Une opération séduction, même si en privé, des ministres préfèrent appuyer là où ça fait mal : "les sénateurs de droite veulent-ils être du mauvais côté de l'histoire ?", "veulent-ils être à la remorque du RN ?". Les troupes de Marine Le Pen ont en effet majoritairement voté pour à l'Assemblée. Autre argument utilisé en coulisses : "LR veut vraiment commencer sa campagne européenne comme ça ?" Un cadre Renaissance enfonce le clou : "Ce sera l'occasion d'exploser François-Xavier Bellamy [le candidat LR] pour de bon." Bref, la tentation c'est de jouer les modernes contre les "ringards".

Ces arguments peuvent porter. "Je suis dans le camp de la modernité, confie une sénatrice LR, et je ne suis pas seule !" Un élu est formel : "Tous les sénateurs de droite ne suivront pas Retailleau dans sa croisade." Un dirigeant LR s'inquiète des risques en termes d'image : "L'IVG, c'est la droite avec Simone Veil. On ne doit pas tomber dans le piège, tout ça pour 'en mettre une' à Macron !"

En clair, le gouvernement a des marges de manœuvre pour rallier des sénateurs à sa cause.
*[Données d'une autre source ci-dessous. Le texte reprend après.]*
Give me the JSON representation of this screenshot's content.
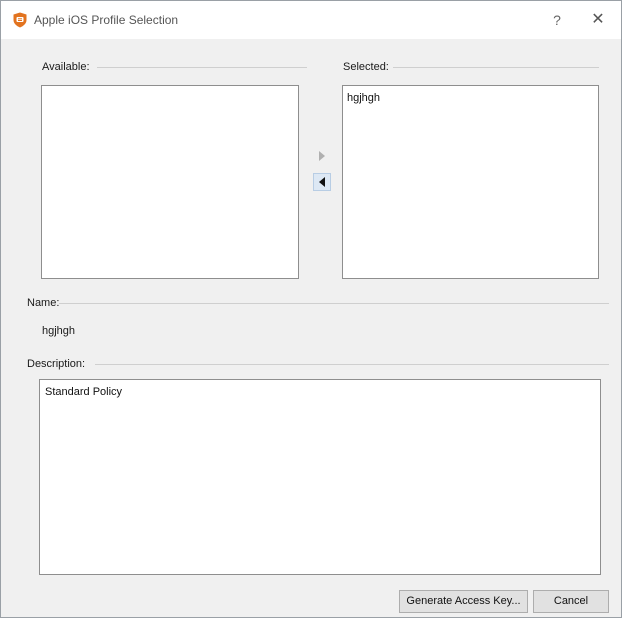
{
  "window": {
    "title": "Apple iOS Profile Selection",
    "help_label": "?",
    "close_label": "✕"
  },
  "available": {
    "label": "Available:",
    "items": []
  },
  "selected": {
    "label": "Selected:",
    "items": [
      "hgjhgh"
    ]
  },
  "name": {
    "label": "Name:",
    "value": "hgjhgh"
  },
  "description": {
    "label": "Description:",
    "value": "Standard Policy"
  },
  "buttons": {
    "generate": "Generate Access Key...",
    "cancel": "Cancel"
  },
  "colors": {
    "app_icon": "#e2731f",
    "arrow_active_bg": "#dde8f4"
  },
  "icons": {
    "app": "shield-app-icon",
    "move_right": "triangle-right-icon",
    "move_left": "triangle-left-icon"
  }
}
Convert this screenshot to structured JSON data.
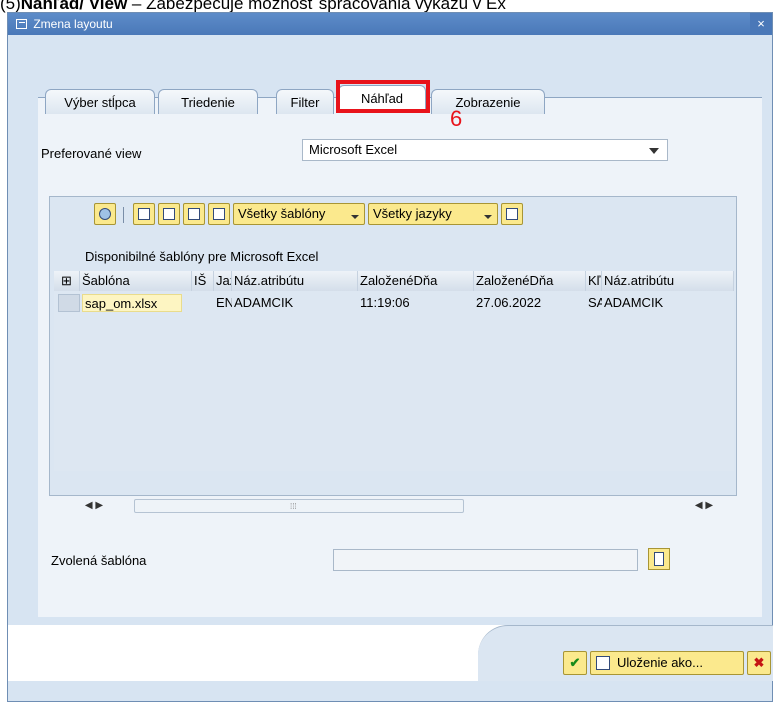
{
  "caption": {
    "prefix": "(5)",
    "bold": "Náhľad/ View",
    "rest": " – Zabezpečuje možnosť spracovania výkazu v Ex"
  },
  "window": {
    "title": "Zmena layoutu",
    "close": "×"
  },
  "tabs": [
    {
      "label": "Výber stĺpca"
    },
    {
      "label": "Triedenie"
    },
    {
      "label": "Filter"
    },
    {
      "label": "Náhľad"
    },
    {
      "label": "Zobrazenie"
    }
  ],
  "annotation": {
    "step": "6"
  },
  "preferred_view": {
    "label": "Preferované view",
    "value": "Microsoft Excel"
  },
  "toolbar": {
    "templates_label": "Všetky šablóny",
    "languages_label": "Všetky jazyky"
  },
  "templates": {
    "title": "Disponibilné šablóny pre Microsoft Excel",
    "columns": [
      "Šablóna",
      "IŠ",
      "Jazyk",
      "Náz.atribútu",
      "ZaloženéDňa",
      "ZaloženéDňa",
      "Kľ",
      "Náz.atribútu"
    ],
    "rows": [
      [
        "sap_om.xlsx",
        "",
        "EN",
        "ADAMCIK",
        "11:19:06",
        "27.06.2022",
        "SA",
        "ADAMCIK"
      ]
    ]
  },
  "chosen_template": {
    "label": "Zvolená šablóna",
    "value": ""
  },
  "footer": {
    "ok": "✔",
    "save_as": "Uloženie ako...",
    "cancel": "✖"
  }
}
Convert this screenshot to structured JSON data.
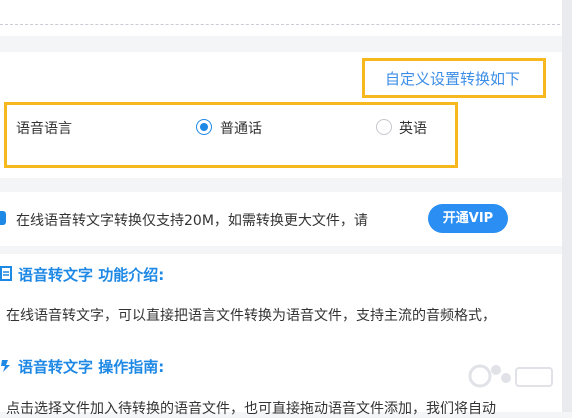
{
  "settings": {
    "custom_link": "自定义设置转换如下",
    "language_label": "语音语言",
    "options": [
      {
        "label": "普通话",
        "checked": true
      },
      {
        "label": "英语",
        "checked": false
      }
    ]
  },
  "notice": {
    "text": "在线语音转文字转换仅支持20M，如需转换更大文件，请",
    "vip_button": "开通VIP"
  },
  "intro": {
    "title": "语音转文字 功能介绍:",
    "text": "在线语音转文字，可以直接把语言文件转换为语音文件，支持主流的音频格式，"
  },
  "guide": {
    "title": "语音转文字 操作指南:",
    "text": "点击选择文件加入待转换的语音文件，也可直接拖动语音文件添加，我们将自动"
  },
  "colors": {
    "accent": "#1e88e5",
    "highlight_box": "#f6b81d",
    "vip_button": "#2b8ef2"
  },
  "icons": [
    "info-icon",
    "document-icon",
    "guide-icon",
    "radio-checked-icon",
    "radio-unchecked-icon"
  ]
}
Une ministre se propose de les appeler "un par un", mais une de ses collègues met en garde : "On ne doit pas s'y mettre tous, sinon ils vont croire qu'on est en panique." Et de citer l'épisode des retraites. "Tout le monde appelait les députés LR sans arriver au même nombre d'élus favorables, car ils ne disaient pas la même chose à chaque interlocuteur !" L'élu LR est à manier avec précaution.